Mai Jieying, Ke Yanzhuang, Yao Yufan
Department of Ophthalmology, Sanya Central Hospital Sanya 572000, Hainan, China.
Department of General Surgery (Section Two), Sanya Central Hospital Sanya 572000, Hainan, China.
Am J Transl Res. 2025 Aug 15;17(8):5799-5813. doi: 10.62347/WLNC8175. eCollection 2025.
This systematic review and meta-analysis evaluated the therapeutic efficacy and underlying mechanisms of mesenchymal stem cell-derived extracellular vesicles (MSC-EVs) in bone regeneration, with subgroup analyses based on EV source, dose, and delivery route.
A comprehensive search of PubMed, Embase, and Web of Science (2015-2024) identified 2,414 records, of which 20 in vivo randomized controlled trials (RCTs) met the inclusion criteria. Data on animal models, EV sources, dosing, administration methods, and outcomes - including bone volume/total volume, histology, biomechanics - were extracted. Meta-analyses and subgroup comparisons were conducted using random-effects models.
MSC-EVs significantly promoted bone regeneration (pooled standardized mean difference [SMD]=2.17; 95% confidence interval: 2.08-2.25; P<0.00001). Local administration (n=15) and high-dose regimens (≥1×10 particles/kg; n=16) were both effective (SMD=2.16 and 2.11, respectively). Subgroup analyses revealed consistent efficacy across EV sources. Rat models (n=13) yielded an SMD of 2.8, and RCTs (n=12) showed low heterogeneity (I=25%) with an SMD of 2.9. Bone marrow-drived MSC-EVs (BMSC-EVs) exhibited superior osteogenic potential in critical-size defects; umbilical cord-drived MSC-EVs (UCMSC-EVs) showed anti-inflammatory and osteoprotective properties; and human-induced pluripotent stem cell-derived MSC-EVs (hiPS-MSC-EVs) supported multifunctional tissue repair. Sensitivity analyses confirmed result stability.
MSC-EVs significantly enhance bone regeneration in a source-dependent manner: BMSC-EVs demonstrate superior efficacy in critical-size defects; UCMSC-EVs are effective in inflammatory osteolysis; hiPS-MSC-EVs support multifunctional tissue repair. Optimizing dosing (≥1×10 particles/kg) and delivery strategies is essential for successful clinical translation.

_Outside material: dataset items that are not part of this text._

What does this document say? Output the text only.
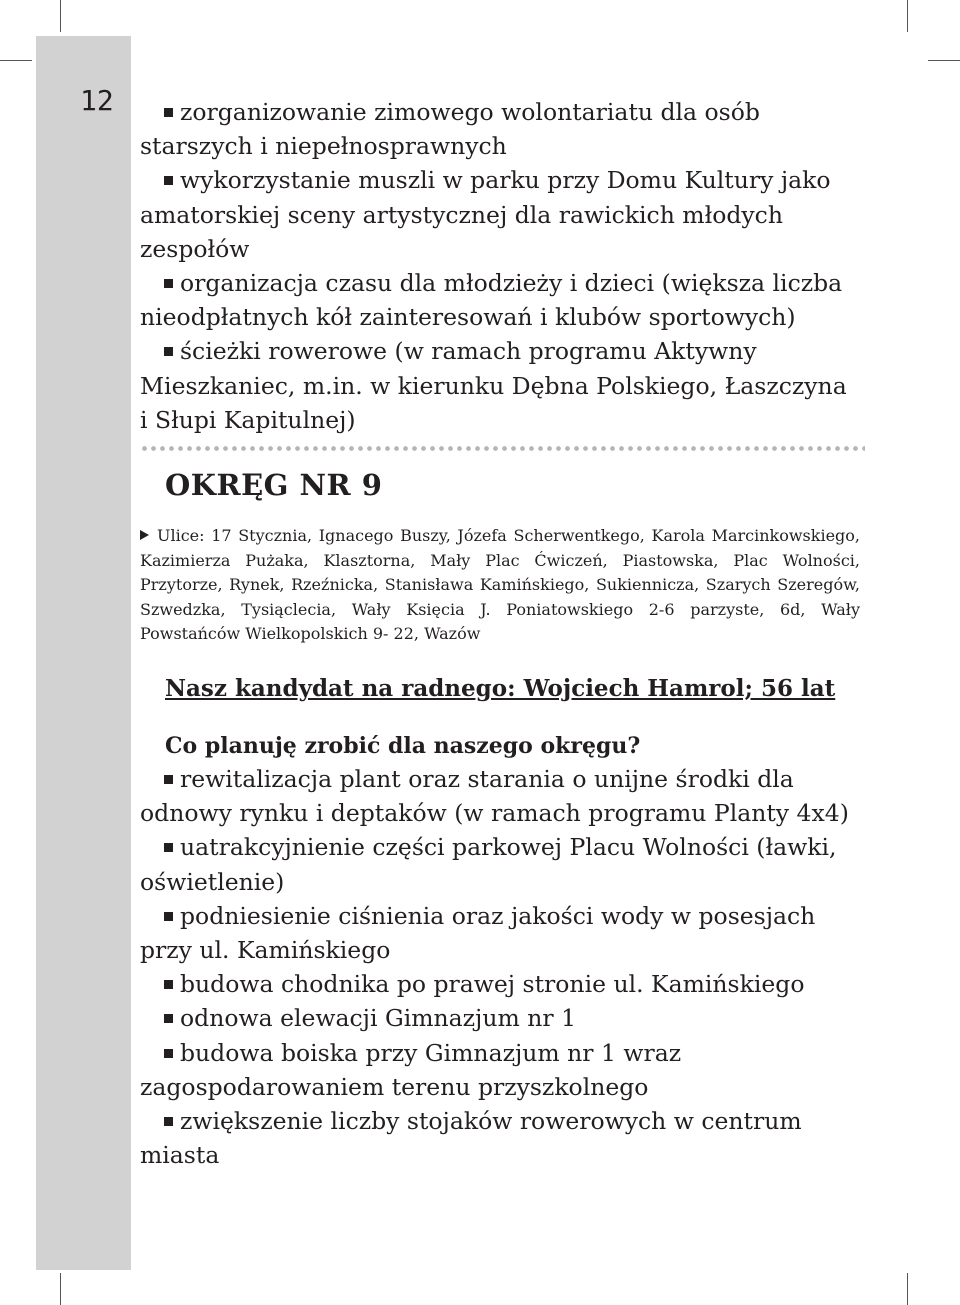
12	zorganizowanie zimowego wolontariatu dla osób starszych i niepełnosprawnych

wykorzystanie muszli w parku przy Domu Kultury jako amatorskiej sceny artystycznej dla rawickich młodych zespołów

organizacja czasu dla młodzieży i dzieci (większa liczba nieodpłatnych kół zainteresowań i klubów sportowych)

ścieżki rowerowe (w ramach programu Aktywny Mieszkaniec, m.in. w kierunku Dębna Polskiego, Łaszczyna i Słupi Kapitulnej)

OKRĘG NR 9
Ulice: 17 Stycznia, Ignacego Buszy, Józefa Scherwentkego, Karola Marcinkowskiego, Kazimierza Pużaka, Klasztorna, Mały Plac Ćwiczeń, Piastowska, Plac Wolności, Przytorze, Rynek, Rzeźnicka, Stanisława Kamińskiego, Sukiennicza, Szarych Szeregów, Szwedzka, Tysiąclecia, Wały Księcia J. Poniatowskiego 2-6 parzyste, 6d, Wały Powstańców Wielkopolskich 9- 22, Wazów
Nasz kandydat na radnego: Wojciech Hamrol; 56 lat
Co planuję zrobić dla naszego okręgu?

rewitalizacja plant oraz starania o unijne środki dla odnowy rynku i deptaków (w ramach programu Planty 4x4)

uatrakcyjnienie części parkowej Placu Wolności (ławki, oświetlenie)

podniesienie ciśnienia oraz jakości wody w posesjach przy ul. Kamińskiego

budowa chodnika po prawej stronie ul. Kamińskiego

odnowa elewacji Gimnazjum nr 1

budowa boiska przy Gimnazjum nr 1 wraz zagospodarowaniem terenu przyszkolnego

zwiększenie liczby stojaków rowerowych w centrum miasta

本系统评价和荟萃分析评估了间充质干细胞衍生的细胞外囊泡(MSC-EVs)在骨再生中的治疗效果及其潜在机制,并根据细胞外囊泡来源、剂量和递送途径进行了亚组分析。
全面检索PubMed、Embase和Web of Science(2015 - 2024年),共识别出2414条记录,其中20项体内随机对照试验(RCT)符合纳入标准。提取有关动物模型、细胞外囊泡来源、剂量、给药方法和结果的数据,包括骨体积/总体积、组织学、生物力学等。使用随机效应模型进行荟萃分析和亚组比较。
MSC-EVs显著促进骨再生(合并标准化均数差[SMD]=2.17;95%置信区间:2.08 - 2.25;P<0.00001)。局部给药(n = 15)和高剂量方案(≥1×10颗粒/kg;n = 16)均有效(SMD分别为2.16和2.11)。亚组分析显示不同细胞外囊泡来源的疗效一致。大鼠模型(n = 13)的SMD为2.8,RCT(n = 12)显示异质性较低(I = 25%),SMD为2.9。骨髓来源的MSC-EVs(BMSC-EVs)在临界尺寸缺损中表现出卓越的成骨潜力;脐带来源的MSC-EVs(UCMSC-EVs)具有抗炎和骨保护特性;人诱导多能干细胞来源的MSC-EVs(hiPS-MSC-EVs)支持多功能组织修复。敏感性分析证实了结果的稳定性。
MSC-EVs以来源依赖的方式显著增强骨再生:BMSC-EVs在临界尺寸缺损中显示出卓越疗效;UCMSC-EVs对炎性骨溶解有效;hiPS-MSC-EVs支持多功能组织修复。优化剂量(≥1×10颗粒/kg)和递送策略对于成功的临床转化至关重要。